President Barack Obama challenged the narrative of American decline in his final State of the Union address, and ridiculed the scare-mongering of Republican presidential candidates over ISIL, with their “over-the-top claims that this is World War III.”
But even as Obama implicitly mocked critics who say he is soft and irresolute against enemies abroad, he pointedly ignored a looming crisis that threatened his signature foreign policy achievement: Iran’s detention of 10 American sailors, whose vessels appeared to have accidentally drifted into Iranian waters.
Although officials in Tehran and Washington are working to resolve the standoff, it threatened to derail a hard-won nuclear deal with Iran, just days before foreign sanctions were set to be lifted. As long as the US sailors are in Iran, the nuclear deal is effectively on hold.
Obama’s speech was effectively a rejoinder to the Republican presidential candidates who have spent the last several months painting Obama as a threat to US security. And indeed, an audible grumble of incredulity arose from the Republican side of the congressional chamber as Obama closed out the section of his speech on domestic policy, and shifted to his record on foreign affairs.
“I told you earlier all the talk of America’s economic decline is political hot air,” he said. “Well, so is all the rhetoric you hear about our enemies getting stronger and America getting weaker.”

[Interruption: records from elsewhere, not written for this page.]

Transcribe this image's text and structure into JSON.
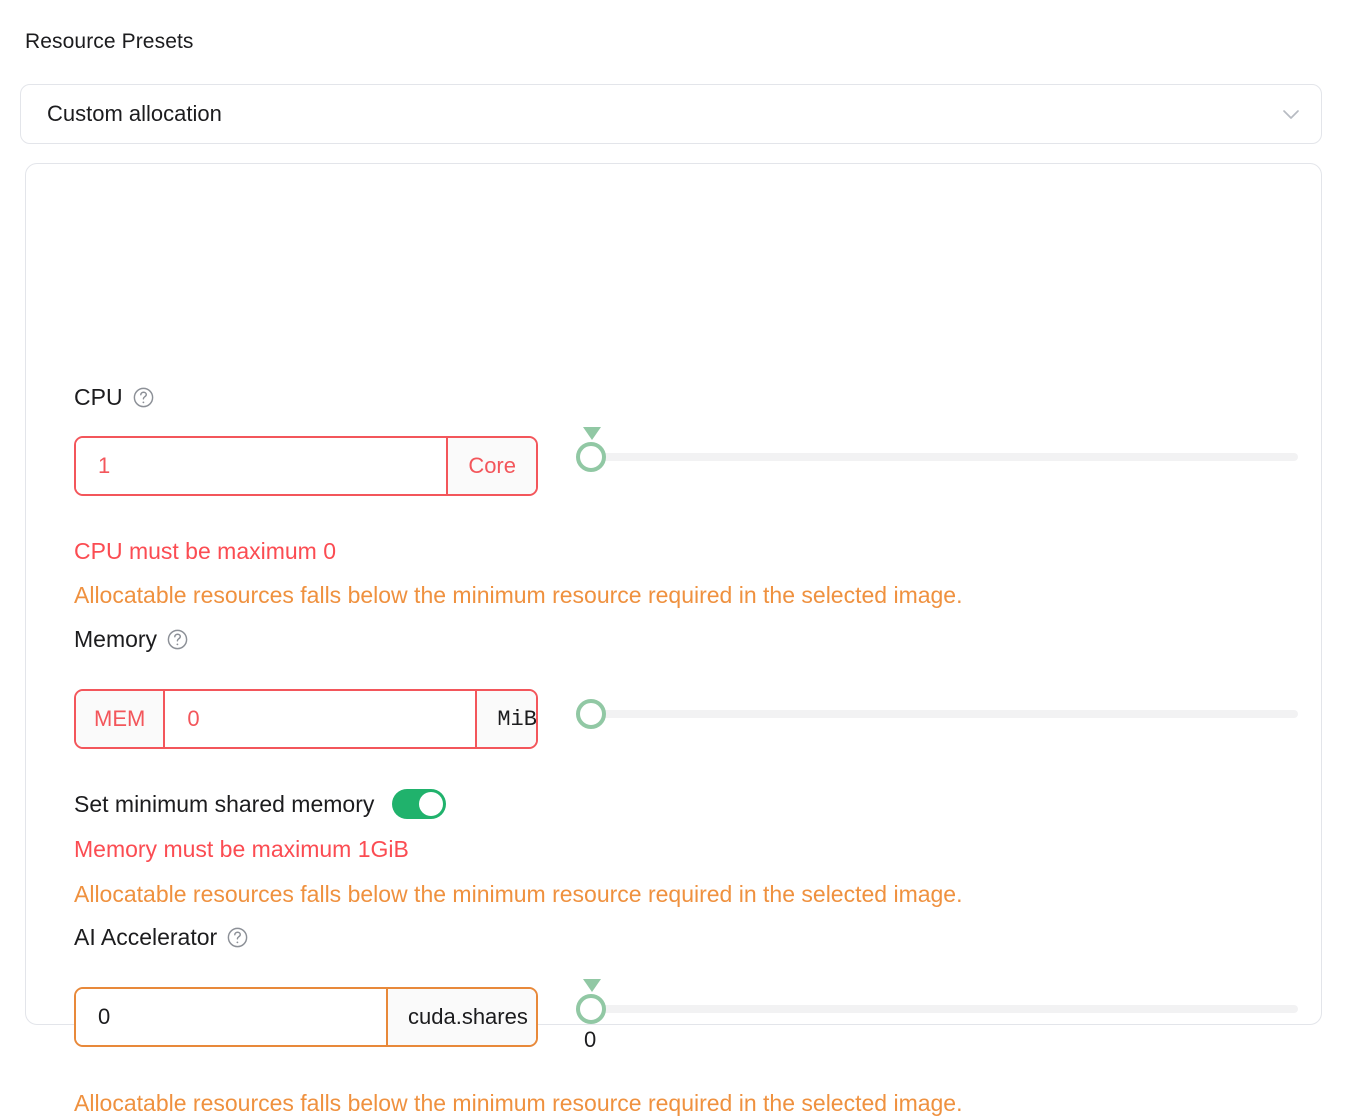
{
  "presets": {
    "label": "Resource Presets",
    "selected": "Custom allocation",
    "chevron_icon": "chevron-down-icon"
  },
  "colors": {
    "error_red": "#fb4c52",
    "warning_orange": "#ef913f",
    "input_error_border": "#f3565b",
    "input_warning_border": "#e8893a",
    "slider_green": "#91c8a4",
    "toggle_on_green": "#20b26c",
    "card_border": "#e3e5ea",
    "text_dark": "#1c1c1e"
  },
  "cpu": {
    "label": "CPU",
    "help_icon": "help-circle-icon",
    "value": "1",
    "unit": "Core",
    "slider": {
      "value": "",
      "has_marker": true
    },
    "error_message": "CPU must be maximum 0",
    "warning_message": "Allocatable resources falls below the minimum resource required in the selected image."
  },
  "memory": {
    "label": "Memory",
    "help_icon": "help-circle-icon",
    "prefix": "MEM",
    "value": "0",
    "unit": "MiB",
    "unit_chevron_icon": "chevron-down-icon",
    "slider": {
      "value": "",
      "has_marker": false
    },
    "shared_memory_toggle": {
      "label": "Set minimum shared memory",
      "state": "on"
    },
    "error_message": "Memory must be maximum 1GiB",
    "warning_message": "Allocatable resources falls below the minimum resource required in the selected image."
  },
  "accelerator": {
    "label": "AI Accelerator",
    "help_icon": "help-circle-icon",
    "value": "0",
    "unit": "cuda.shares",
    "slider": {
      "value": "0",
      "has_marker": true
    },
    "warning_message": "Allocatable resources falls below the minimum resource required in the selected image."
  }
}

As guffawing could be heard from Republicans, Obama launched into a series of predictable applause lines. They included: “The United States of America is the most powerful nation on Earth. Period,” and, “No nation dares to attack us or our allies because they know that’s the path to ruin.”
Obama went on to stoutly challenge a central plank not only of every Republican presidential candidate, but of most mainstream foreign policy analyses: that respect for America has diminished on his watch.
“Surveys show our standing around the world is higher than when I was elected to this office,” he claimed, “and when it comes to every important international issue, people of the world do not look to Beijing or Moscow to lead — they call us.”
It was on the subject of ISIL that Obama was at his most acerbic:
“Masses of fighters on the back of pickup trucks and twisted souls plotting in apartments or garages pose an enormous danger to civilians and must be stopped. But they do not threaten our national existence,” he said. Rather, went on, ISIL is amounts to “killers and fanatics who have to be rooted out, hunted down, and destroyed. [And] that’s exactly what we are doing.”
If anyone doubts America’s determination to hunt down its enemies, Obama said—in what has become a personal mantra—he suggested they “ask Osama bin Laden.”